Moving a bit wider, it’s worth considering people who use physical movement as their main mode of expression and understanding – of these, dancers seem the most extreme, constructing images based on the feeling of the body. One interesting example comes from ‘Thinking with the body’, a collaboration between choreographer Wayne McGregor, cognitive scientist Phil Barnard, digital artist Nick Rothwell and others, where an attempt was made to create a system to generate images of movement based on words typed in to a computer. Nick says at the end of the process that:
‘sitting down at a desk (to use this system in the dance studio) broke the physical thinking and physical making in a way that was losing many of the benefits you were wanting to achieve’.
In another video from the same project, the benefits of physical movement are made clear – in this case for changing our perspectives on an issue:
‘Change where you are in relation to an image.

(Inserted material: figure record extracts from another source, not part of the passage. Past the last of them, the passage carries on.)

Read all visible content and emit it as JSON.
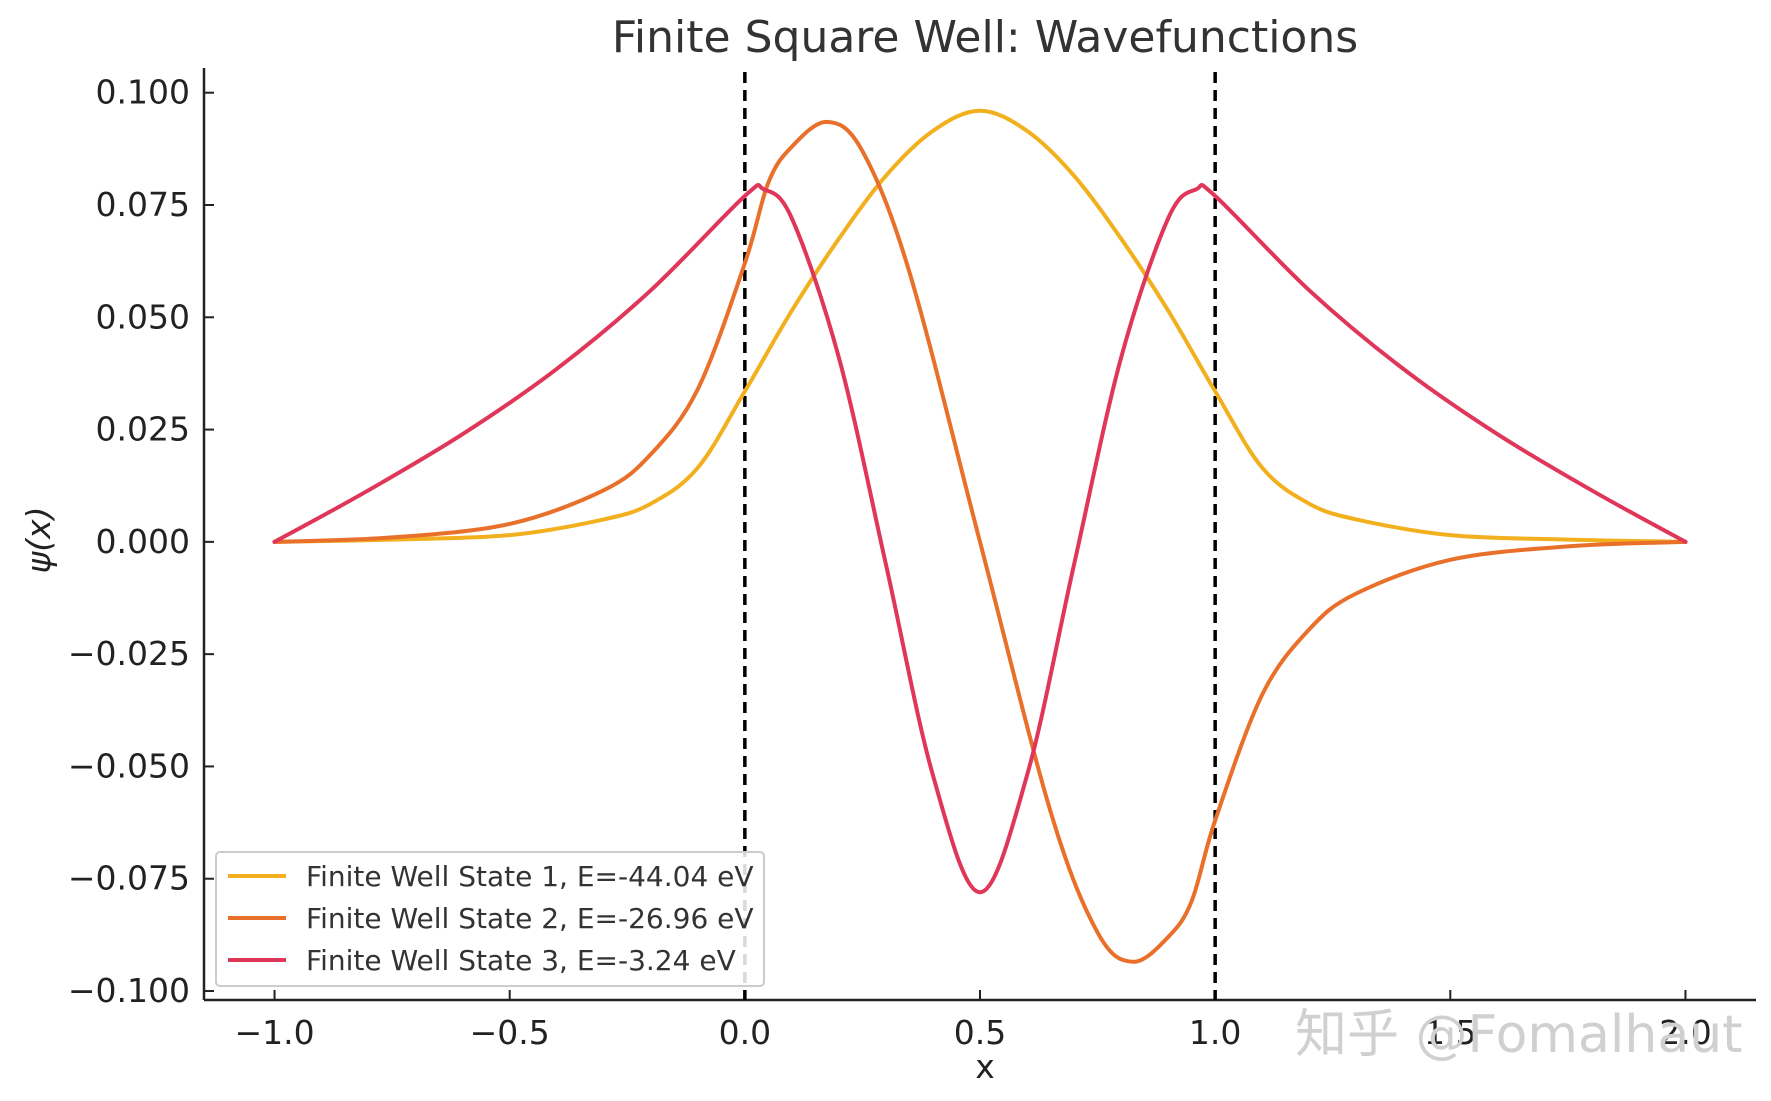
{
  "chart_data": {
    "type": "line",
    "title": "Finite Square Well: Wavefunctions",
    "xlabel": "x",
    "ylabel": "ψ(x)",
    "xlim": [
      -1.15,
      2.15
    ],
    "ylim": [
      -0.102,
      0.1055
    ],
    "x_ticks": [
      -1.0,
      -0.5,
      0.0,
      0.5,
      1.0,
      1.5,
      2.0
    ],
    "x_tick_labels": [
      "−1.0",
      "−0.5",
      "0.0",
      "0.5",
      "1.0",
      "1.5",
      "2.0"
    ],
    "y_ticks": [
      0.1,
      0.075,
      0.05,
      0.025,
      0.0,
      -0.025,
      -0.05,
      -0.075,
      -0.1
    ],
    "y_tick_labels": [
      "0.100",
      "0.075",
      "0.050",
      "0.025",
      "0.000",
      "−0.025",
      "−0.050",
      "−0.075",
      "−0.100"
    ],
    "grid": false,
    "legend_position": "bottom-left",
    "well_boundaries": [
      0.0,
      1.0
    ],
    "series": [
      {
        "name": "Finite Well State 1, E=-44.04 eV",
        "color": "#F2B01E",
        "x": [
          -1.0,
          -0.75,
          -0.5,
          -0.3,
          -0.2,
          -0.1,
          0.0,
          0.1,
          0.2,
          0.3,
          0.4,
          0.5,
          0.6,
          0.7,
          0.8,
          0.9,
          1.0,
          1.1,
          1.2,
          1.3,
          1.5,
          1.75,
          2.0
        ],
        "y": [
          0.0,
          0.0005,
          0.0015,
          0.005,
          0.0085,
          0.0165,
          0.0335,
          0.0515,
          0.0675,
          0.0815,
          0.0915,
          0.096,
          0.0915,
          0.0815,
          0.0675,
          0.0515,
          0.0335,
          0.0165,
          0.0085,
          0.005,
          0.0015,
          0.0005,
          0.0
        ]
      },
      {
        "name": "Finite Well State 2, E=-26.96 eV",
        "color": "#E8702A",
        "x": [
          -1.0,
          -0.75,
          -0.5,
          -0.3,
          -0.2,
          -0.1,
          0.0,
          0.05,
          0.1,
          0.175,
          0.25,
          0.35,
          0.5,
          0.65,
          0.75,
          0.825,
          0.9,
          0.95,
          1.0,
          1.1,
          1.2,
          1.3,
          1.5,
          1.75,
          2.0
        ],
        "y": [
          0.0,
          0.001,
          0.004,
          0.0115,
          0.0195,
          0.034,
          0.062,
          0.08,
          0.088,
          0.0935,
          0.087,
          0.06,
          0.0,
          -0.06,
          -0.087,
          -0.0935,
          -0.088,
          -0.08,
          -0.062,
          -0.034,
          -0.0195,
          -0.0115,
          -0.004,
          -0.001,
          0.0
        ]
      },
      {
        "name": "Finite Well State 3, E=-3.24 eV",
        "color": "#E0365A",
        "x": [
          -1.0,
          -0.8,
          -0.6,
          -0.4,
          -0.2,
          0.0,
          0.04,
          0.1,
          0.2,
          0.3,
          0.4,
          0.5,
          0.6,
          0.7,
          0.8,
          0.9,
          0.96,
          1.0,
          1.2,
          1.4,
          1.6,
          1.8,
          2.0
        ],
        "y": [
          0.0,
          0.0115,
          0.024,
          0.0385,
          0.056,
          0.077,
          0.0785,
          0.072,
          0.041,
          -0.005,
          -0.052,
          -0.078,
          -0.052,
          -0.005,
          0.041,
          0.072,
          0.0785,
          0.077,
          0.056,
          0.0385,
          0.024,
          0.0115,
          0.0
        ]
      }
    ]
  },
  "watermark": "知乎 @Fomalhaut"
}
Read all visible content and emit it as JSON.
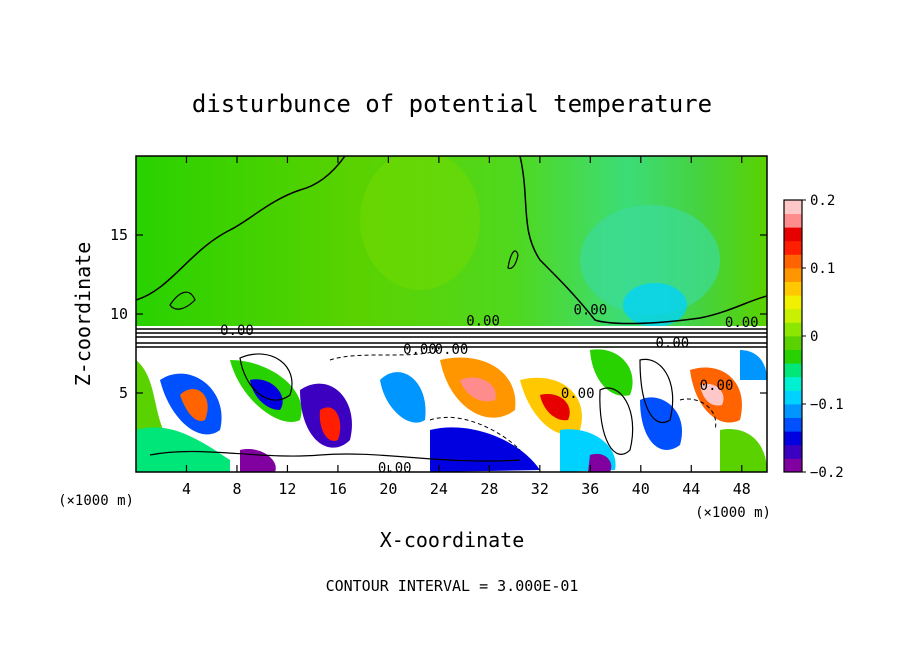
{
  "chart_data": {
    "type": "heatmap",
    "title": "disturbunce of potential temperature",
    "xlabel": "X-coordinate",
    "ylabel": "Z-coordinate",
    "x_unit": "(×1000 m)",
    "z_unit": "(×1000 m)",
    "xlim": [
      0,
      50
    ],
    "zlim": [
      0,
      20
    ],
    "x_ticks": [
      "4",
      "8",
      "12",
      "16",
      "20",
      "24",
      "28",
      "32",
      "36",
      "40",
      "44",
      "48"
    ],
    "x_tick_values": [
      4,
      8,
      12,
      16,
      20,
      24,
      28,
      32,
      36,
      40,
      44,
      48
    ],
    "z_ticks": [
      "5",
      "10",
      "15"
    ],
    "z_tick_values": [
      5,
      10,
      15
    ],
    "colorbar": {
      "min": -0.2,
      "max": 0.2,
      "tick_labels": [
        "0.2",
        "0.1",
        "0",
        "−0.1",
        "−0.2"
      ],
      "tick_values": [
        0.2,
        0.1,
        0,
        -0.1,
        -0.2
      ],
      "colors": [
        "#8000a0",
        "#3c00c0",
        "#0000e0",
        "#0050ff",
        "#0096ff",
        "#00d2ff",
        "#00f0d2",
        "#00e678",
        "#28d200",
        "#5ad200",
        "#8ce600",
        "#c8f000",
        "#f0f000",
        "#ffc800",
        "#ff9600",
        "#ff6400",
        "#ff1e00",
        "#e60000",
        "#ff8c8c",
        "#ffc8c8"
      ]
    },
    "contour_labels": [
      {
        "text": "0.00",
        "x": 27.5,
        "z": 9.6
      },
      {
        "text": "0.00",
        "x": 22.5,
        "z": 7.8
      },
      {
        "text": "0.00",
        "x": 8.0,
        "z": 9.0
      },
      {
        "text": "0.00",
        "x": 42.5,
        "z": 8.2
      },
      {
        "text": "0.00",
        "x": 35.0,
        "z": 5.0
      },
      {
        "text": "0.00",
        "x": 46.0,
        "z": 5.5
      },
      {
        "text": "0.00",
        "x": 20.5,
        "z": 0.3
      },
      {
        "text": "0.00",
        "x": 48.0,
        "z": 9.5
      },
      {
        "text": "0.00",
        "x": 36.0,
        "z": 10.3
      },
      {
        "text": "0.00",
        "x": 25.0,
        "z": 7.8
      }
    ],
    "contour_interval_text": "CONTOUR INTERVAL = 3.000E-01"
  }
}
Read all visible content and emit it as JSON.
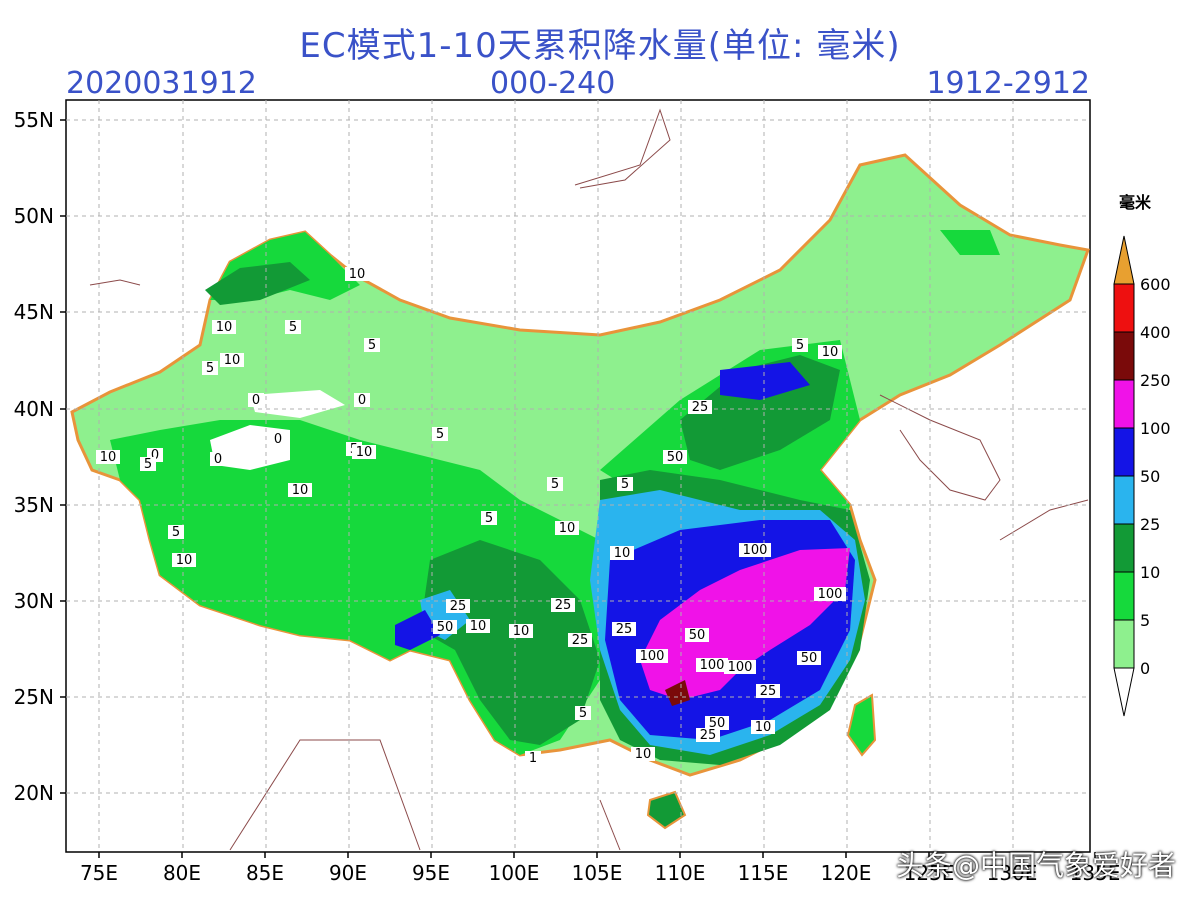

Shift where you are in relation to a sound (or shift the sound in relation to you)
Go ‘out of the picture’
Step inside of the object’
This change in perspective is something we often think about with computer games – which remain a serious medium allowing players to take on a different entity to see and explore the world from a new vantage point. This is a variation on the idea of Umwelt (in ethology) - the world as it is experienced by a particular organism - "the worlds they perceive, their Umwelten, are all different". We also use physical perspective changing in our workshop and prototyping approaches.
This blog-exploration of course suffers from being based on a leading question – if we looked for evidence that screens were better than tangible interfaces, I expect we’d also find the evidence lacking. There are some obvious benefits to screen-based interfaces – they’re cheap, relatively easy to make, the hardware is off-the-shelf, and there’s a consistency that means generally people will be able to figure them out quite quickly. However, the evidence that screen-based interfaces are rather limiting seems strong enough to warrant a thorough exploration of the design possibilities and potential applications of tangible interfaces.
Conclusions drawn
- Tangible interfaces probably make it easier for more people to be involved in a collaborative effort – typically a screen faces one way, a keyboard and mouse are used by one person – multiple screens, entire rooms of screens etc. are of course all possible, but tangible interfaces will expand the possibilities.
- Tangible interfaces allow the user physically change perspective, and from there it might be easier to change perspective mentally. Moving around an interface in three dimensions, being able to move physical objects and then look again from multiple angles could lend itself to all sorts of interesting applications.
- There are interesting opportunities for making the connection between something you change and the result quite transparent. This is not unique to tangible interfaces but they do exand the possible ways of doing making these connections more clear.
- I’m not convinced yet that we can say tangible interfaces make people learn better, but I think it’s fair to say that if we envoke more senses, more people will be attracted to a system and it should be a more interesting experience. This poses clear benefits if the purpose of the tangible interface is to explore a problem and come up with a solution. The more people involved in a problem, and the greater diversity of those people, the more likely we are to reach a better solution/outcome.
- We can learn something from the psychology embodiment literature when we design tangible interfaces - particularly by thinking more deeply about the task-relevant resources available to a human, in the brain, body or environment, and how these can be assembled to solve a particular task.